If this amount goes on higher education, SA will have nowhere left to cut to stabilise the debt position.
Another fact that appears lost on most politicians is that according to the Treasury’s long-term fiscal study, unless growth returns to 3% and stays there, SA is going to battle to keep running these essential social programmes, let alone offer free tertiary education.
SA should stop kidding itself — many other countries have had to rein in or reverse wellfunctioning social programmes as a result of fiscal crises.
Take Ireland, once the poster child of economic success. It was forced to accept austerity measures after the global crisis. Ireland responded to a 25% drop in its tax revenue by cutting departmental spending by up to 30%, the child benefit by 20% and the wages of senior public managers by 28%.

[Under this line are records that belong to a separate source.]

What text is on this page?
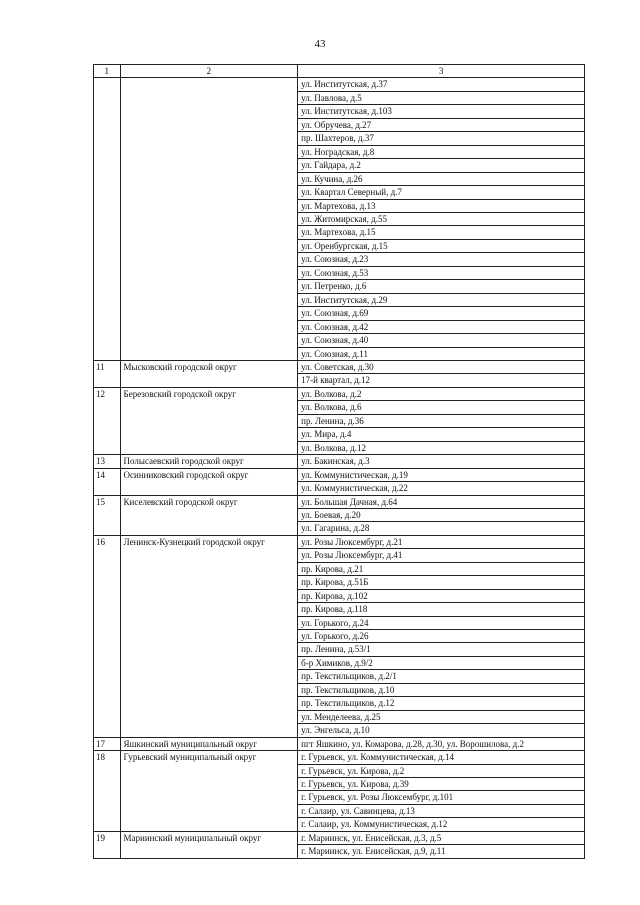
43
1	2	3
		ул. Институтская, д.37
		ул. Павлова, д.5
		ул. Институтская, д.103
		ул. Обручева, д.27
		пр. Шахтеров, д.37
		ул. Ноградская, д.8
		ул. Гайдара, д.2
		ул. Кучина, д.26
		ул. Квартал Северный, д.7
		ул. Мартехова, д.13
		ул. Житомирская, д.55
		ул. Мартехова, д.15
		ул. Оренбургская, д.15
		ул. Союзная, д.23
		ул. Союзная, д.53
		ул. Петренко, д.6
		ул. Институтская, д.29
		ул. Союзная, д.69
		ул. Союзная, д.42
		ул. Союзная, д.40
		ул. Союзная, д.11
11	Мысковский городской округ	ул. Советская, д.30
		17-й квартал, д.12
12	Березовский городской округ	ул. Волкова, д.2
		ул. Волкова, д.6
		пр. Ленина, д.36
		ул. Мира, д.4
		ул. Волкова, д.12
13	Полысаевский городской округ	ул. Бакинская, д.3
14	Осинниковский городской округ	ул. Коммунистическая, д.19
		ул. Коммунистическая, д.22
15	Киселевский городской округ	ул. Большая Дачная, д.64
		ул. Боевая, д.20
		ул. Гагарина, д.28
16	Ленинск-Кузнецкий городской округ	ул. Розы Люксембург, д.21
		ул. Розы Люксембург, д.41
		пр. Кирова, д.21
		пр. Кирова, д.51Б
		пр. Кирова, д.102
		пр. Кирова, д.118
		ул. Горького, д.24
		ул. Горького, д.26
		пр. Ленина, д.53/1
		б-р Химиков, д.9/2
		пр. Текстильщиков, д.2/1
		пр. Текстильщиков, д.10
		пр. Текстильщиков, д.12
		ул. Менделеева, д.25
		ул. Энгельса, д.10
17	Яшкинский муниципальный округ	пгт Яшкино, ул. Комарова, д.28, д.30, ул. Ворошилова, д.2
18	Гурьевский муниципальный округ	г. Гурьевск, ул. Коммунистическая, д.14
		г. Гурьевск, ул. Кирова, д.2
		г. Гурьевск, ул. Кирова, д.39
		г. Гурьевск, ул. Розы Люксембург, д.101
		г. Салаир, ул. Савинцева, д.13
		г. Салаир, ул. Коммунистическая, д.12
19	Мариинский муниципальный округ	г. Мариинск, ул. Енисейская, д.3, д.5
		г. Мариинск, ул. Енисейская, д.9, д.11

The lesson for other countries was: live within your means, raise government efficiency and enshrine fiscal responsibility into law.
SA has instead borrowed more each year to maintain current expenditure; hollowed out vital public institutions; and allowed corruption to bankrupt several state-owned enterprises. The fiscal situation is now precarious. The country is a whisker away from creditrating downgrades that could plunge it into a deep recession and dangerous debt spiral.
If Zuma announces free higher education in this environment — without a solid funding plan endorsed by the Treasury and the highereducation sector — he will commit the country to fiscal suicide as sure as if he had sliced a blade across its wrists.